The Kaiser Permanente Bernard J. Tyson School of Medicine, based in Pasadena, California, recently celebrated the Class of 2024’s completion of a community-based learning experience. Over the past 2 years, students have worked with partner agencies to address and learn more about the upstream drivers of health that are impacting communities.

It’s the school’s first class to undergo and complete this service-learning course since the school opened its doors in July 2020.

“We are thrilled to celebrate our very first cohort of students who have had an opportunity to take part in a program aimed at improving the health of communities,” says Lori Carter-Edwards, the school’s assistant dean for Community Engagement. “Through interactions with our community partners, students have become more knowledgeable, credible, and trusted partners to the patients, communities, and community partners with whom they are working.

“Their deep engagement at these facilities has hopefully equipped them with skills necessary to be more well-rounded medical students, capable of understanding both barriers and facilitators to health and health equity in the communities they serve.”

Related story: “Advancing health care in our communities”

Hands-on experience in the community

Through the service-learning course, students engaged in practicum projects at their assigned federally qualified health centers (FQHCs) across the Southern California region. Projects designed to reduce health inequities and advance community engagement ranged from improving preventive health screening rates to providing art-based healing in Skid Row to increasing awareness for transgender health programs, and more.

Practicum participation at the FQHCs also helped students learn relevant information about population and community health, critical consciousness (study of systems and structures that create inequities followed by action to mitigate these inequities), and social accountability (commitment to activities aimed at addressing social and structural factors to reduce health-related inequities).
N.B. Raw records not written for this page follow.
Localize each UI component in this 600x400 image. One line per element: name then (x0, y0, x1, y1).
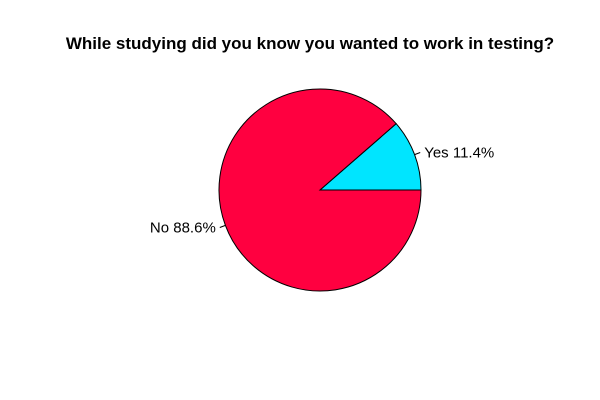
slice-label-2: No 88.6% (150, 220, 216, 237)
chart-canvas: While studying did you know you wanted t… (66, 34, 554, 292)
label-tick-2 (219, 224, 226, 228)
slice-label-1: Yes 11.4% (424, 144, 494, 161)
pie-slice-2 (218, 88, 422, 292)
pie-chart: While studying did you know you wanted t… (0, 0, 600, 400)
slices-group (218, 88, 422, 292)
label-tick-1 (414, 152, 421, 156)
chart-title: While studying did you know you wanted t… (66, 34, 554, 53)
Their deep engagement at these facilities has hopefully equipped them with skills necessary to be more well-rounded medical students.

– Lori Carter-Edwards, assistant dean for Community Engagement

“The service-learning course is a unique opportunity for our students to go beyond the health care delivery systems and immerse themselves in the local community,” says Jung Kim, co-course director. “Through a community-based curriculum that focuses on dissecting the structural and social determinants of health, our students and faculty collaborate with their community partners to become systems change agents together and help address health disparities.”

Isabel Chen, MD, co-course director, explained that the culmination of the 2-year service-learning course is a testament to the countless community partners who supported the spirit of the course, which she says is designed to “open the hearts and minds of learners to the expertise of [the course’s] community partners” and allow student participants to collaborate in activities that advance health and justice.

Related story: “U.S. News ranks Kaiser Permanente School of Medicine among most diverse in U.S.”

Collaborating with partner agencies

Medical students collaborated with mentors and community partners that included Family Health Care Centers of Greater Los Angeles; JWCH Center for Community Health in Downey; JWCH Center for Community Health in Los Angeles; ParkTree Community Health Center; South Bay Family Health Care, part of Venice Family Clinic; St. John’s Well Child and Family Center; UMMA Community Clinic; and Valley Community Healthcare.

“The extent to which community partners opened their doors and our learners opened their minds to advance collaborative health equity activities has been nothing short of inspiring,” says Dr. Chen. “To navigate new relationships and projects amidst a pandemic is an enormous undertaking and we are so deeply appreciative of the gift of patience and inclusion from our community partners.

“We hope,” she says, “that the relationships and memories made over the last few years will inform and inspire the careers of our future physicians and ignite an unwavering commitment to the greater communities in which they live, practice, and serve.”